Knot theory is one aspect of geometric topology, the study of manifolds. Local areas on manifolds follow the rules of traditional Euclidean geometry but cannot be described by Euclidean geometry on larger scales. For instance, the surface of the earth is a curved manifold. For small regions of the earth, we can draw accurate maps on a flat piece of paper. But on a larger scale, an airplane traveling directly between three different distant cities will trace a triangle whose interior angles add up to more than 180 degrees.  Euclidean geometry cannot account for triangles of this sort.

In Euclidean geometry, the parallel postulate states that for any line continuing indefinitely in a two-dimensional plane, there is only one line that can be drawn through a point not on the line that will not intersect it — the line exactly parallel to the original line. Non- Euclidean geometries, in contrast, are self-consistent geometric systems based on different versions of the parallel postulate. In hyperbolic geometry, for instance, there are infinitely many lines that can be drawn through a point not on the line that will not intersect the given line.

Using non-Euclidean geometry, Futer is developing methods that ignore incidental twists and crossings in certain classes of immensely complicated knots, allowing him to reduce them to their essential knotted nature with a single mathematical operation. His work is uncovering new relationships between the volume of the space surrounding knots and their other invariants. He has recently published articles in the Journal of Differential Geometry, Mathematical Research Letters and the Proceedings of the London Mathematical Society.

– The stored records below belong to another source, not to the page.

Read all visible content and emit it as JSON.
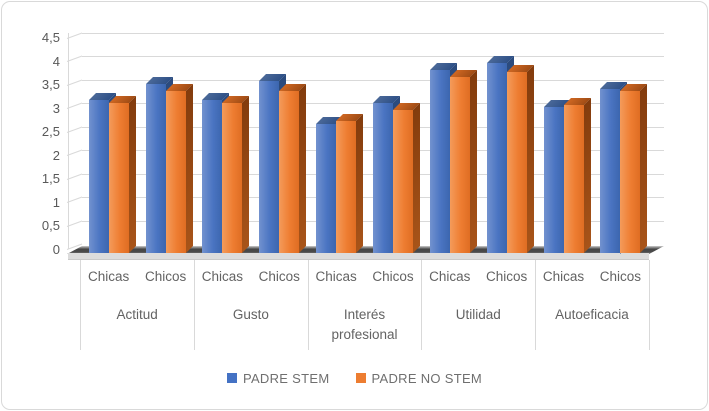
{
  "chart_data": {
    "type": "bar",
    "style": "3d-clustered-column",
    "title": "",
    "categories": [
      "Actitud",
      "Gusto",
      "Interés profesional",
      "Utilidad",
      "Autoeficacia"
    ],
    "sub_categories": [
      "Chicas",
      "Chicos"
    ],
    "series": [
      {
        "name": "PADRE STEM",
        "color": "#4472C4",
        "values": [
          3.25,
          3.6,
          3.25,
          3.65,
          2.75,
          3.2,
          3.9,
          4.05,
          3.1,
          3.5
        ]
      },
      {
        "name": "PADRE NO STEM",
        "color": "#ED7D31",
        "values": [
          3.2,
          3.45,
          3.2,
          3.45,
          2.8,
          3.05,
          3.75,
          3.85,
          3.15,
          3.45
        ]
      }
    ],
    "y_axis": {
      "min": 0,
      "max": 4.5,
      "step": 0.5,
      "tick_labels": [
        "0",
        "0,5",
        "1",
        "1,5",
        "2",
        "2,5",
        "3",
        "3,5",
        "4",
        "4,5"
      ]
    },
    "legend_position": "bottom",
    "grid": true
  },
  "colors": {
    "gridline": "#d9d9d9",
    "axis_text": "#595959",
    "category_text": "#636363",
    "legend_text": "#6f6f6f",
    "floor_dark": "#454545"
  }
}
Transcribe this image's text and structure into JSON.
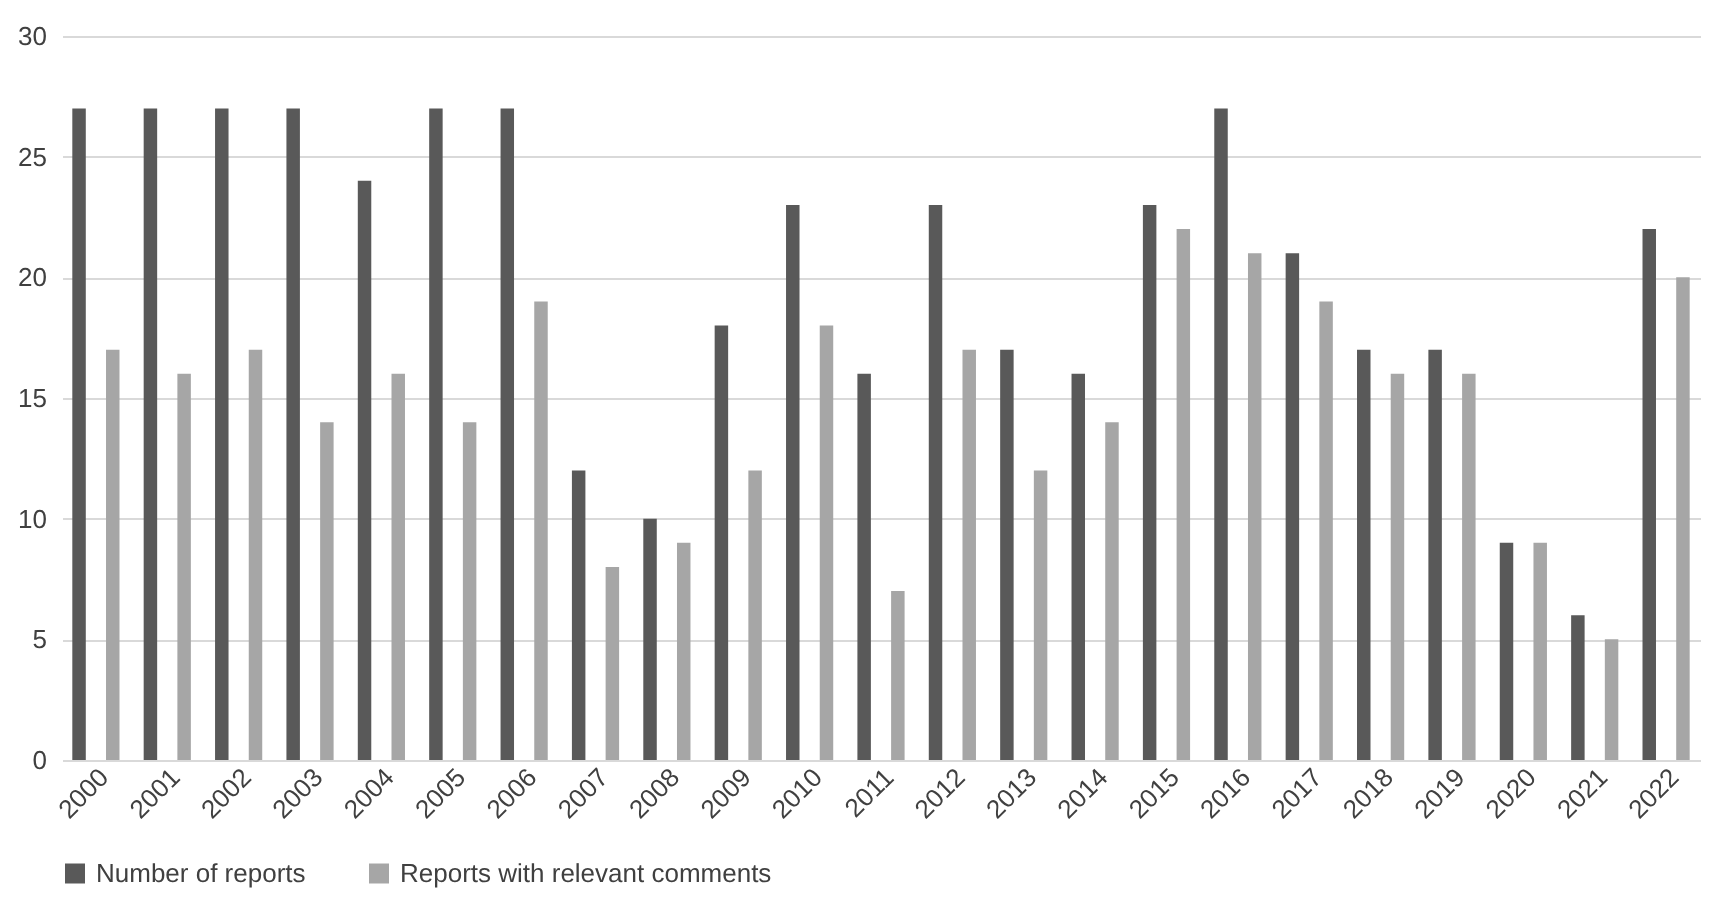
{
  "chart_data": {
    "type": "bar",
    "categories": [
      "2000",
      "2001",
      "2002",
      "2003",
      "2004",
      "2005",
      "2006",
      "2007",
      "2008",
      "2009",
      "2010",
      "2011",
      "2012",
      "2013",
      "2014",
      "2015",
      "2016",
      "2017",
      "2018",
      "2019",
      "2020",
      "2021",
      "2022"
    ],
    "series": [
      {
        "name": "Number of reports",
        "color": "#595959",
        "values": [
          27,
          27,
          27,
          27,
          24,
          27,
          27,
          12,
          10,
          18,
          23,
          16,
          23,
          17,
          16,
          23,
          27,
          21,
          17,
          17,
          9,
          6,
          22
        ]
      },
      {
        "name": "Reports with relevant comments",
        "color": "#a6a6a6",
        "values": [
          17,
          16,
          17,
          14,
          16,
          14,
          19,
          8,
          9,
          12,
          18,
          7,
          17,
          12,
          14,
          22,
          21,
          19,
          16,
          16,
          9,
          5,
          20
        ]
      }
    ],
    "ylim": [
      0,
      30
    ],
    "yticks": [
      0,
      5,
      10,
      15,
      20,
      25,
      30
    ],
    "grid": "y",
    "legend": "bottom"
  }
}
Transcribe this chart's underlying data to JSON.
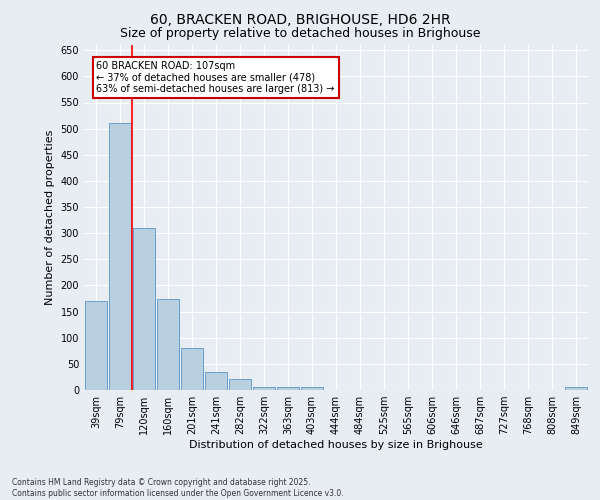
{
  "title1": "60, BRACKEN ROAD, BRIGHOUSE, HD6 2HR",
  "title2": "Size of property relative to detached houses in Brighouse",
  "xlabel": "Distribution of detached houses by size in Brighouse",
  "ylabel": "Number of detached properties",
  "categories": [
    "39sqm",
    "79sqm",
    "120sqm",
    "160sqm",
    "201sqm",
    "241sqm",
    "282sqm",
    "322sqm",
    "363sqm",
    "403sqm",
    "444sqm",
    "484sqm",
    "525sqm",
    "565sqm",
    "606sqm",
    "646sqm",
    "687sqm",
    "727sqm",
    "768sqm",
    "808sqm",
    "849sqm"
  ],
  "values": [
    170,
    510,
    310,
    175,
    80,
    35,
    22,
    5,
    5,
    5,
    0,
    0,
    0,
    0,
    0,
    0,
    0,
    0,
    0,
    0,
    5
  ],
  "bar_color": "#b8cfe0",
  "bar_edge_color": "#6a9fca",
  "background_color": "#e8edf4",
  "grid_color": "#ffffff",
  "red_line_x": 1.5,
  "annotation_text": "60 BRACKEN ROAD: 107sqm\n← 37% of detached houses are smaller (478)\n63% of semi-detached houses are larger (813) →",
  "annotation_box_color": "#ffffff",
  "annotation_box_edge": "#cc0000",
  "ylim": [
    0,
    660
  ],
  "yticks": [
    0,
    50,
    100,
    150,
    200,
    250,
    300,
    350,
    400,
    450,
    500,
    550,
    600,
    650
  ],
  "footer_line1": "Contains HM Land Registry data © Crown copyright and database right 2025.",
  "footer_line2": "Contains public sector information licensed under the Open Government Licence v3.0.",
  "title_fontsize": 10,
  "subtitle_fontsize": 9,
  "axis_label_fontsize": 8,
  "tick_fontsize": 7,
  "annot_fontsize": 7
}
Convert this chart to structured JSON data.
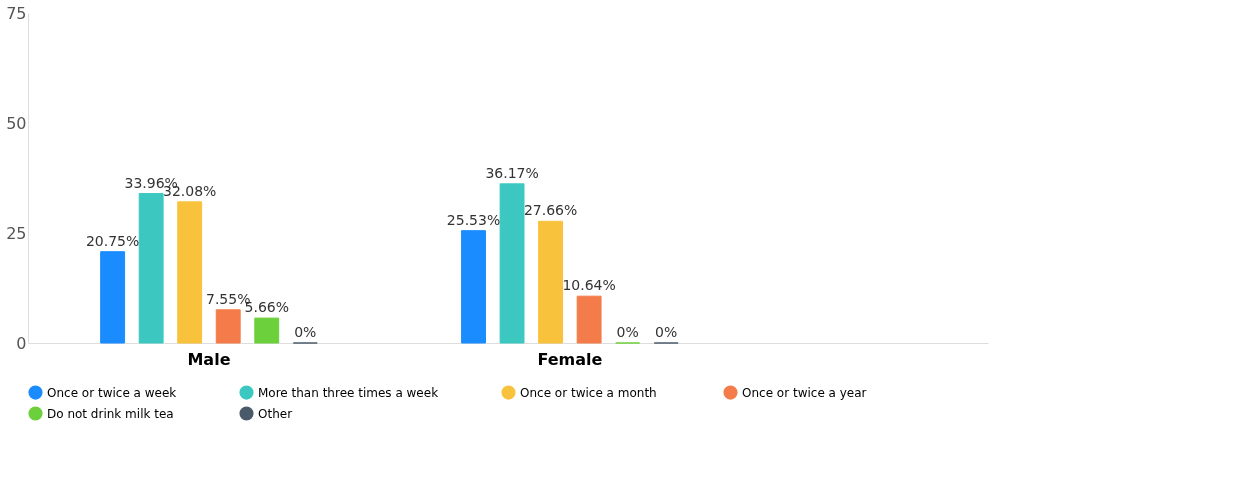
{
  "chart_data": {
    "type": "bar",
    "categories": [
      "Male",
      "Female"
    ],
    "ylim": [
      0,
      75
    ],
    "yticks": [
      0,
      25,
      50,
      75
    ],
    "grid": false,
    "legend": "bottom",
    "series": [
      {
        "name": "Once or twice a week",
        "color": "#1a8cff",
        "values": [
          20.75,
          25.53
        ],
        "value_labels": [
          "20.75%",
          "25.53%"
        ]
      },
      {
        "name": "More than three times a week",
        "color": "#3cc8c0",
        "values": [
          33.96,
          36.17
        ],
        "value_labels": [
          "33.96%",
          "36.17%"
        ]
      },
      {
        "name": "Once or twice  a month",
        "color": "#f8c23c",
        "values": [
          32.08,
          27.66
        ],
        "value_labels": [
          "32.08%",
          "27.66%"
        ]
      },
      {
        "name": "Once or twice a year",
        "color": "#f47c4a",
        "values": [
          7.55,
          10.64
        ],
        "value_labels": [
          "7.55%",
          "10.64%"
        ]
      },
      {
        "name": "Do not drink milk tea",
        "color": "#6ccf3c",
        "values": [
          5.66,
          0
        ],
        "value_labels": [
          "5.66%",
          "0%"
        ]
      },
      {
        "name": "Other",
        "color": "#4a5a6a",
        "values": [
          0,
          0
        ],
        "value_labels": [
          "0%",
          "0%"
        ]
      }
    ]
  }
}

Along with Professor Igor Rivin, an internationally-known topologist whose work Futer has used in his own research in the past, Futer forms the core of the Mathematics Department's growing Geometry Research Group.

Futer earned his BA in Mathematics and Philosophy and his MA in Mathematics from the University of Pennsylvania in 1999 and his PhD in Mathematics at Stanford University in 2005. He was a NSF Research Training Group Postdoctoral Instructor at Michigan State University from 2005 to 2008.